From a global perspective, the old adage that the rich get richer didn't quite work out last year. There were a total of 2,153 billionaires at the end of 2018, 55 fewer than at the beginning of the year. As happens every year, some--including 21-year-old Kylie Jenner--went from being non-billionaires to billionaires during 2018, while others lost their billionaire status and fell off the list. Last year 247 billionaires became non-billionaires. That's the most to do so since 2009, in the depths of the Great Recession. And of those who both started and ended the year as billionaires, 46 percent have lower net worth than they did at the beginning of the year. That's a record. China led the decline, with 49 people losing their billionaire status during 2018. Blame the country's slowing growth (still a very impressive 6.5 percent at the end of the year), along with a 20 percent decrease in the stock markets and a weakening of the renmimbi against other currencies.

But the U.S. bucked this downward trend. Our nation gained a net 21 billionaires this year, for a total of 607. That's slightly more than a 50 percent increase compared to 2010 when the U.S. had 404 billionaires. Fourteen of the 20 richest people in the world are Americans, including the top three: Jeff Bezos, Bill Gates, and Warren Buffett.

Why is the U.S. doing better at producing billionaires than the rest of the world? There's no question our economy seems to be stronger than those of many other nations, with GDP growth of 2.9 percent and unemployment of 3 percent last year. Then there's the strength of the U.S. stock markets--a very direct factor since most billionaires hold most of their wealth in equities. And then there were the tax cuts enacted last year. 

But perhaps most important is the U.S.'s special relationship with entrepreneurs. It goes without saying that the majority of billionaires got there by founding their own companies, including the world's three richest people. (Technically Warren Buffett bought Berkshire Hathaway, but all that remains of that one-time textile manufacturer is the name.)

Entrepreneurs make up the bulk of new billionaires as well, most notably Kylie Jenner, the youngest billionaire in the world, who made headlines last year when she achieved billionaire status. Forbes defines her as a "self-made" billionaire, by which it means only that she didn't inherit her billions. It seems obvious that her family's notoriety is a big part of her success. Then again, consider the fact that the rest of the Kardashian clan aren't billionaires. Jenner has a monster social media following, which she created. That following led to the huge success of her cosmetics line, which again she created. Her net worth is helped by her decision to outsource nearly every function and keep overhead unbelievably low--she has only 12 employees, five of whom work part time. And she's identified and built up the perfect niche for her product line--the full-lip look, which she herself personifies. 
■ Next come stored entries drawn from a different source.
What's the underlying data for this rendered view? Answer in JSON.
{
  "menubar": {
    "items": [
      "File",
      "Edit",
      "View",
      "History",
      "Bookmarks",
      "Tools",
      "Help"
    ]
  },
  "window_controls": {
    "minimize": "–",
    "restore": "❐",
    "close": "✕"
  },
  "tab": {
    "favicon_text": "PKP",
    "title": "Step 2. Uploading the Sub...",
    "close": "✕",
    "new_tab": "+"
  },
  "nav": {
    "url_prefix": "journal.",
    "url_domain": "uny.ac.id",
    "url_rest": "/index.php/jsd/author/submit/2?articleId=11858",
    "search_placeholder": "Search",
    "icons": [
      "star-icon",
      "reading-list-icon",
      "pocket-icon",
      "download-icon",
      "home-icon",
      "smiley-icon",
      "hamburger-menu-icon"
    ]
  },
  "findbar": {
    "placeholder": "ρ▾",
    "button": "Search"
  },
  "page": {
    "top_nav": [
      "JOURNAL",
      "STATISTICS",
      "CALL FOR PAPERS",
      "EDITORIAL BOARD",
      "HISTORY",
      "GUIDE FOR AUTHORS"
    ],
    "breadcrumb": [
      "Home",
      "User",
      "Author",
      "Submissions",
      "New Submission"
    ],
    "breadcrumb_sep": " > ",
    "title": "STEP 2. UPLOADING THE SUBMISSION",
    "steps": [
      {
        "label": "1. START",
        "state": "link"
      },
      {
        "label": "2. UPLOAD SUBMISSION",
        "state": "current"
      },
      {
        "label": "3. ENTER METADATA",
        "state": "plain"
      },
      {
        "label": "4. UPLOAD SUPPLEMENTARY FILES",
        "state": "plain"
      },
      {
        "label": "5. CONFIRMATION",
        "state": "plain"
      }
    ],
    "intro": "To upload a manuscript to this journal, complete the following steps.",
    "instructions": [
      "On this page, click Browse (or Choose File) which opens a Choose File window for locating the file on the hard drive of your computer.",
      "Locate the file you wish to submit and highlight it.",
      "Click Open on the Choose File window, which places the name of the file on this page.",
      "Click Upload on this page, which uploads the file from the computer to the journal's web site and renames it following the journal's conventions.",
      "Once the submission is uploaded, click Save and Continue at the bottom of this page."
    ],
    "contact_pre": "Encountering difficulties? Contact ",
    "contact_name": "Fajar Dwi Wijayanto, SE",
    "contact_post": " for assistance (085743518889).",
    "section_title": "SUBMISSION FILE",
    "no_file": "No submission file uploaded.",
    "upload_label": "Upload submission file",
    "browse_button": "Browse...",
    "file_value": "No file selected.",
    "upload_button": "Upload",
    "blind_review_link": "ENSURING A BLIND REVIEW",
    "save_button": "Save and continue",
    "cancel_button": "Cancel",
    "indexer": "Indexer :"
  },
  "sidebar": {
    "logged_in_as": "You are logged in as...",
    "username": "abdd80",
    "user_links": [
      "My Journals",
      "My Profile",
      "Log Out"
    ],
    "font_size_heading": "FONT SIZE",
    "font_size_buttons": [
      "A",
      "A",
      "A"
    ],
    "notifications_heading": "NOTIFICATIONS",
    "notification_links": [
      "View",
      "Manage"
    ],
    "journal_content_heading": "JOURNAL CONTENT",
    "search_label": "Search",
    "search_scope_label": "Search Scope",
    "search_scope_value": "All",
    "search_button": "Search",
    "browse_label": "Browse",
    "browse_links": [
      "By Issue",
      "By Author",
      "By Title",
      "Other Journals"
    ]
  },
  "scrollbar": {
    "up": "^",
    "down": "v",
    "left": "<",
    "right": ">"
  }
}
To be skeptical of Jenner's self-made billionaire label is to suggest that under normal circumstances, someone in their 20s, especially their early 20s could never become a billionaire. But of course, they can and have. Mark Zuckerberg was only 23 when he qualified for billionaire status. Stripe co-founder John Collison and Snap co-founder Evan Spiegel are both billionaires at 28. Considering that Jenner's 104 million Snapchat followers helped make her cosmetics a huge success, it's interesting to note that one under-30 American billionaire entrepreneur is partly responsible for the success of another.

Which is kind of how it goes. Whatever our nation's other shortcomings and strengths, it does seem to have the particular mix of resources, financial systems, laws, talent, and traditions that makes it the most likely place on Earth to start a company that will one day make you wildly wealthy. This year's billionaire list says that loud and clear.